Body weight (grams) of female mice (CL n = 6, CD n = 6) from which placental samples were collected (A) just prior to pairing for timed breeding (Student’s unpaired 2-tailed t-test, t = 0.83, df = 10, p = 0.43) and (B) when pregnant at E15.5 just prior to tissue collection (Student’s unpaired 2-tailed t-test, t = 0.72, df = 10, p = 0.49). (C) Number of viable embryos per dam counted within the uterine horns (Student’s 2-tailed unpaired t-test, t = 0.18, df = 10, p = 0.86). (D) Sex ratio of viable embryos per dam, as determined by PCR of fetal tail snip and subset confirmed by RNA sequencing (Student’s 2-tailed unpaired t-test, t = 1.67, df = 10, p = 0.12). (E) Average placental wet weight (grams) per dame (Student’s 2-tailed unpaired t-test, t = 0.16, df = 10, p = 0.87). (F) Average placental wet weight (grams) per dam, stratified by sex (1-way ANOVA, F (3, 20) = 0.73, p = 0.55). All data are presented as mean ± SEM.

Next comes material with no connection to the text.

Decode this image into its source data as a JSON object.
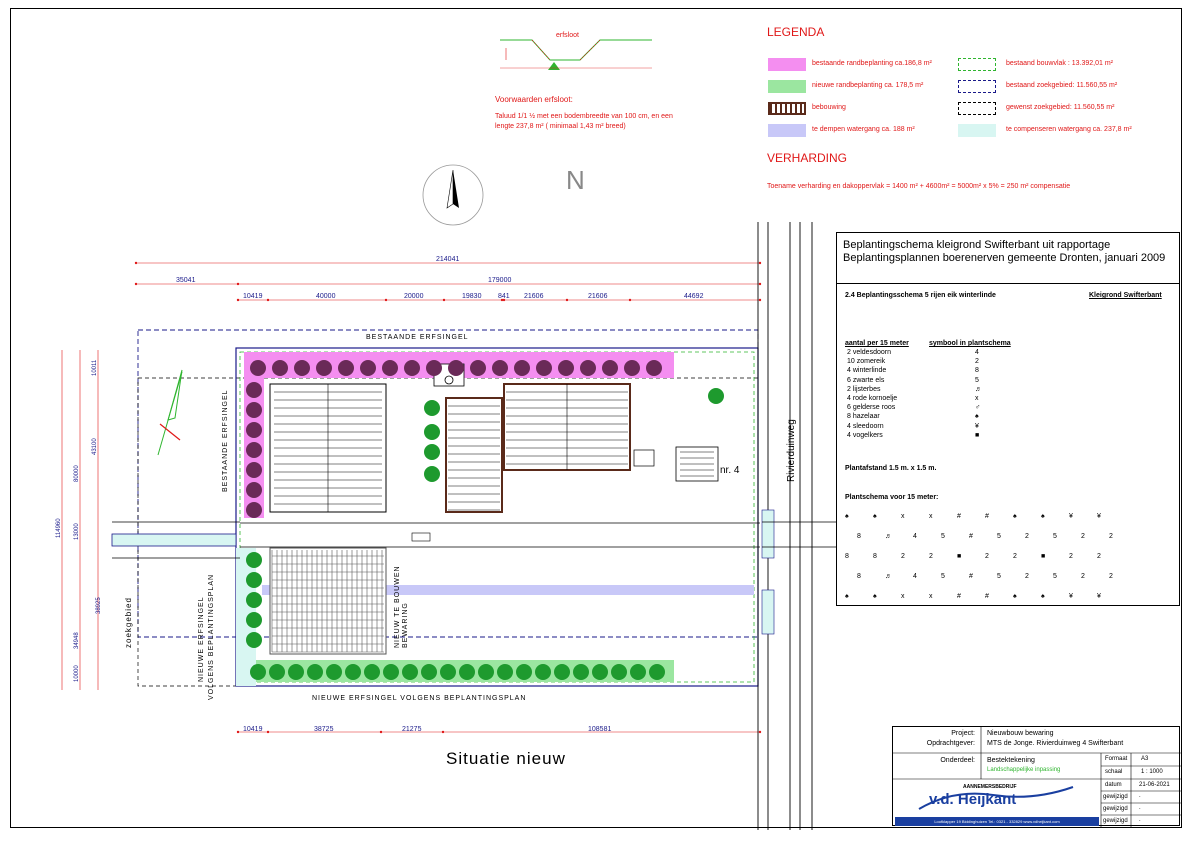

Placentas were collected at the late stage of pregnancy and sequenced for gene expression. Among the most highly expressed transcripts across all placenta samples (regardless of exposure) were Tpbpa, Prl3b1, Tpbpb, Psg21, Prl8a9, and Psg23, gene expression typical of trophoblasts [30]. The EnrichR pathway analysis of the top 100 most highly expressed placental genes indicated enrichment for mouse placental tissue (q<0.05, S1 File) in the Mouse Gene Atlas database, as expected, and, interestingly, for the CLOCK, NELFA, and HSF1 transcription factors in the ChEA database. CLOCK is a core component of the circadian clock, and as mediator of the maternal and fetal environments, the placenta may function as a peripheral oscillator; we have previously shown that placental gene expression varies seasonally [31], which suggests sensitivity to seasonal environmental exposures such as light and temperature. Top KEGG pathways were: “antigen processing and presentation”, “protein processing in endoplasmic reticulum”, “lysosome” and “HIF-1 signaling pathway”; likewise, top GO pathways were related to immune signaling and protein processing, with terms such as “ATF6-mediated unfolded protein response”, “neutrophil degranulation”, “collagen binding”, “secretory granule lumen”, and “focal adhesion” (S1 File).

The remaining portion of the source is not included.